The result in the latest primary poll in that state are: Trump – 39%, Haley – 32%, Christie – 12%, Ramaswamy – 8%, DeSantis – 5% and Hutchinson <1%. Whenever there is a sharp change in poll results, we have to be careful to wait for more data before we jump to conclusions. The change might have been an aberration, or it might have been the first part of a growing trend that is still ongoing. Since November, Haley’s support grew by 12%, which is actually a 60% increase over her previous level of 20%. That would be remarkable in any campaign, but in this one, it shows what credible, centrist Republicans like NH Governor Chris Sununu can accomplish when they unite behind a candidate. It certainly suggests that Trump’s invincibility is overrated.

It’s also an opportunity, perhaps his last, for Chris Christie to win back some respect. I expect that his 12% showing has more to do with the fact that he’s the only candidate to take Trump on head-to-head than how much voters believe in him. Christie has credibility issues going back to his support for Trump in 2016. His recent mea culpa TV ad, in which he admits that supporting trouble was a mistake might have helped if he’d released it six months ago. Today, it looks like a desperate Hail Mary, and even at that, it fails to address the months that Christie worshipped at Trump’s feet hoping for a Cabinet position. Even worse, for the Republicans, should Christie pull off the miracle of the millennium, and win the nomination from Trump, he has about as much chance of beating Joe Biden as I do, and you couldn’t pay me enough to accept the job.

The MAGA crowd hates Christie, for his current attacks on Trump and for putting Charles Kushner, Trump’s son-in-law, Jared Kushner’s father, in prison. No one is more vindictive than Donald Trump. If Christie had the Republican nomination, Trump would run as a write-in or third party candidate. He’d do whatever he could to torpedo him out of spite, and the winner would be Biden. In short, Christie’s candidacy is doomed whether he wins the nomination or not, but one classy move when it really matters could change everything for him.

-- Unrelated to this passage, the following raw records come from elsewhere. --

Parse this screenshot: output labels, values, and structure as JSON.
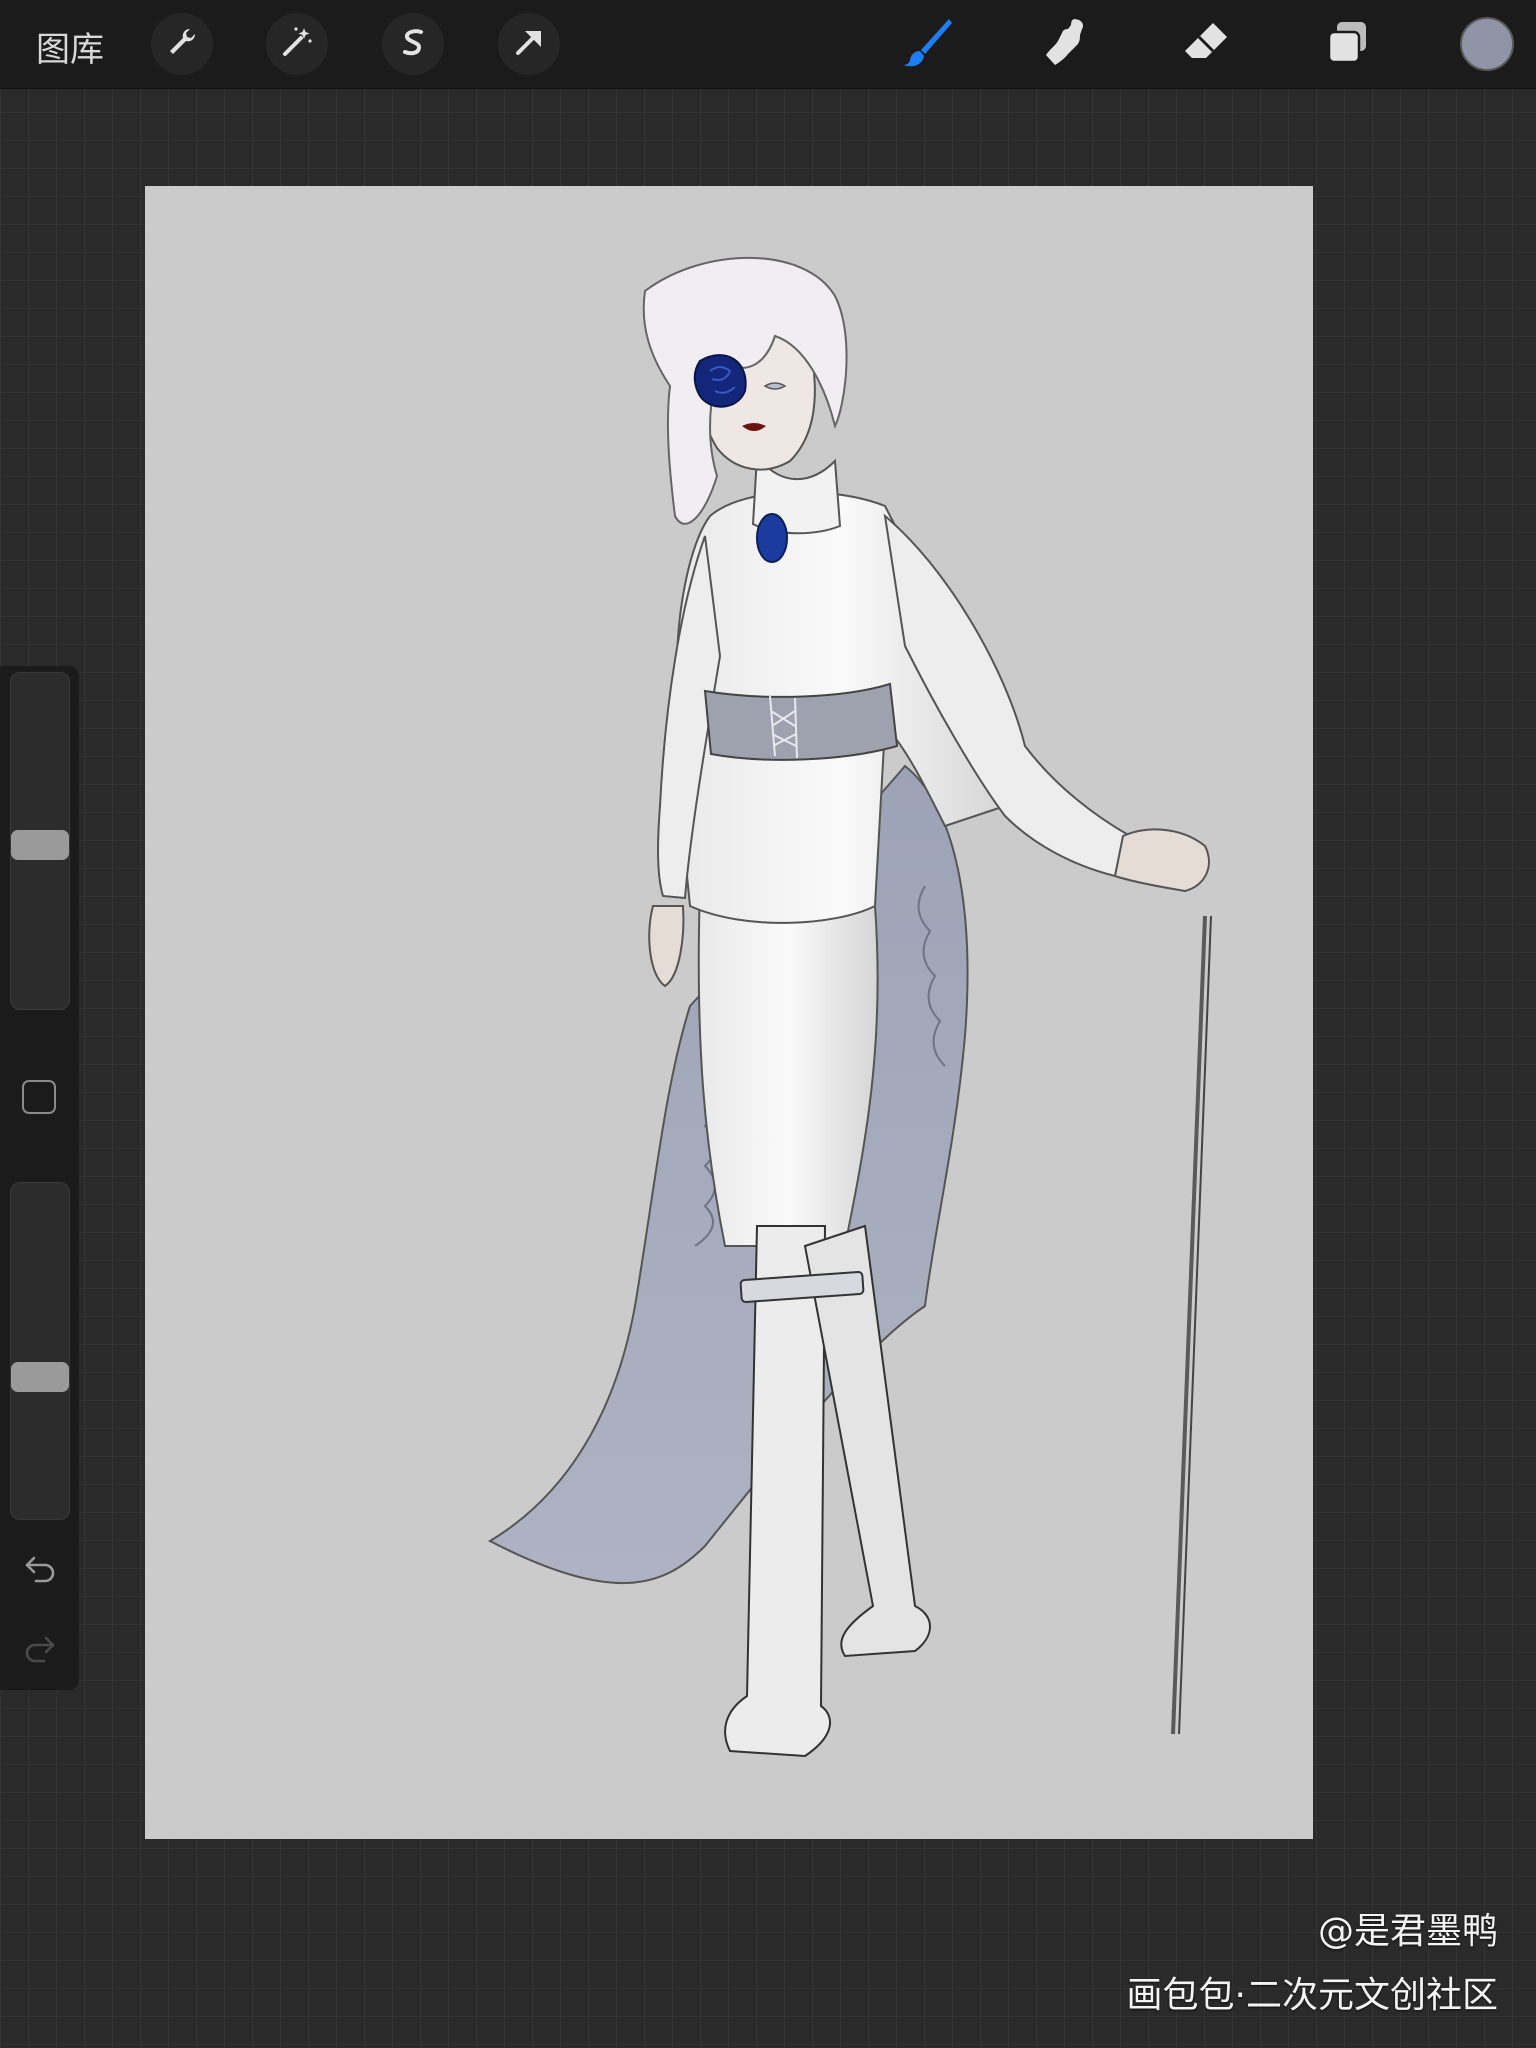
{
  "topbar": {
    "gallery_label": "图库",
    "left_tools": [
      "wrench-icon",
      "magic-wand-icon",
      "selection-s-icon",
      "arrow-transform-icon"
    ],
    "right_tools": [
      "brush-icon",
      "smudge-icon",
      "eraser-icon",
      "layers-icon"
    ],
    "active_tool": "brush",
    "accent_color": "#1e7df2",
    "current_color": "#8f95a6"
  },
  "sidebar": {
    "brush_size_level": 0.49,
    "opacity_level": 0.42
  },
  "canvas": {
    "background_color": "#cbcbcb",
    "artwork": "fashion-figure-illustration"
  },
  "watermark": {
    "author": "@是君墨鸭",
    "site": "画包包·二次元文创社区"
  }
}
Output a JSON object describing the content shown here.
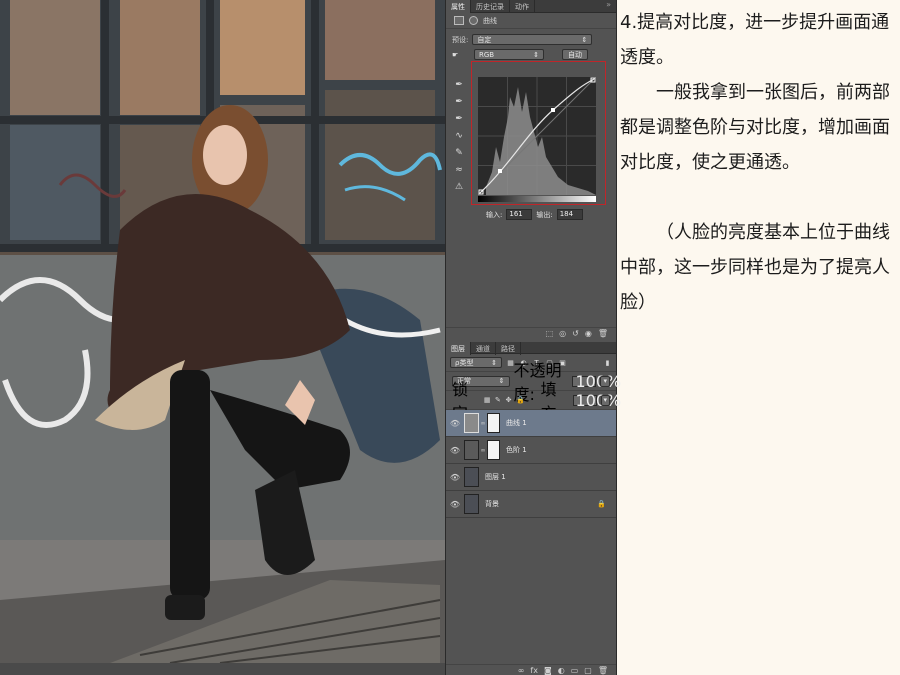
{
  "panel": {
    "tabs": [
      "属性",
      "历史记录",
      "动作"
    ],
    "tab_close": "»",
    "adjustment_name": "曲线",
    "preset_label": "预设:",
    "preset_value": "自定",
    "channel_value": "RGB",
    "auto_button": "自动",
    "input_label": "输入:",
    "input_value": "161",
    "output_label": "输出:",
    "output_value": "184"
  },
  "layers_panel": {
    "tabs": [
      "图层",
      "通道",
      "路径"
    ],
    "filter_kind": "ρ类型",
    "blend_mode": "正常",
    "opacity_label": "不透明度:",
    "opacity_value": "100%",
    "lock_label": "锁定:",
    "fill_label": "填充:",
    "fill_value": "100%",
    "layers": [
      {
        "name": "曲线 1",
        "selected": true
      },
      {
        "name": "色阶 1",
        "selected": false
      },
      {
        "name": "图层 1",
        "selected": false
      },
      {
        "name": "背景",
        "selected": false
      }
    ]
  },
  "article": {
    "heading": "4.提高对比度，进一步提升画面通透度。",
    "paragraph1": "一般我拿到一张图后，前两部都是调整色阶与对比度，增加画面对比度，使之更通透。",
    "paragraph2": "（人脸的亮度基本上位于曲线中部，这一步同样也是为了提亮人脸）"
  },
  "colors": {
    "panel_bg": "#535353",
    "selected_layer": "#6d7a8c",
    "highlight_border": "#c0262a",
    "page_bg": "#fdf8ef"
  }
}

If Christie had any integrity, any motive beyond satisfying his own lust for power, he would make a deal with Nikki Haley, today. Right now, without wasting a minute. He would drop out of the race tomorrow and urge everyone who supported him to vote for her. The proverb about the enemy of your enemy being your friend couldn’t be more applicable than in fighting to defeat Trump. Trump is the enemy of everyone who believes in our Constitution and our flawed, fragile democracy, which makes the former SC Governor their friend.

If Christie spends the next few months stumping for Haley in the primary race and nominates her at the Republican convention, he’ll earn forgiveness for his past wrongs, or to put it in terms he and Trump understand, we might grant him amnesty for all his past behavior. He might even wind up as Haley’s running mate which would say a lot about his ability to suppress his ego for the common good. For most of his political life, Christie has behaved like a bully, and hasn’t always practiced what he preached. Remember when some journalists caught him sunbathing with his wife on a New Jersey beach while he was enforcing the COVID lockdown for everyone else in his state?

If Chris Christie believes anything he says on the campaign trail, if he means it when he calls Trump dangerous and the enemy of democracy, this is the way to show it. If getting in line behind Haley is the action that derails Trump’s run for the presidency, we might build a monument to him. So what’s it going to be, Chris? Do you care more about this country than your own ego? Are you willing to take second place to a woman? Stranger things have happened in politics.

In this very surreal primary season, when it seems as though the country is on a precipice, maybe we need a miracle. It might as well be Christie, who said last week that Trump needs to be defeated by voters, not justices. This is best chance.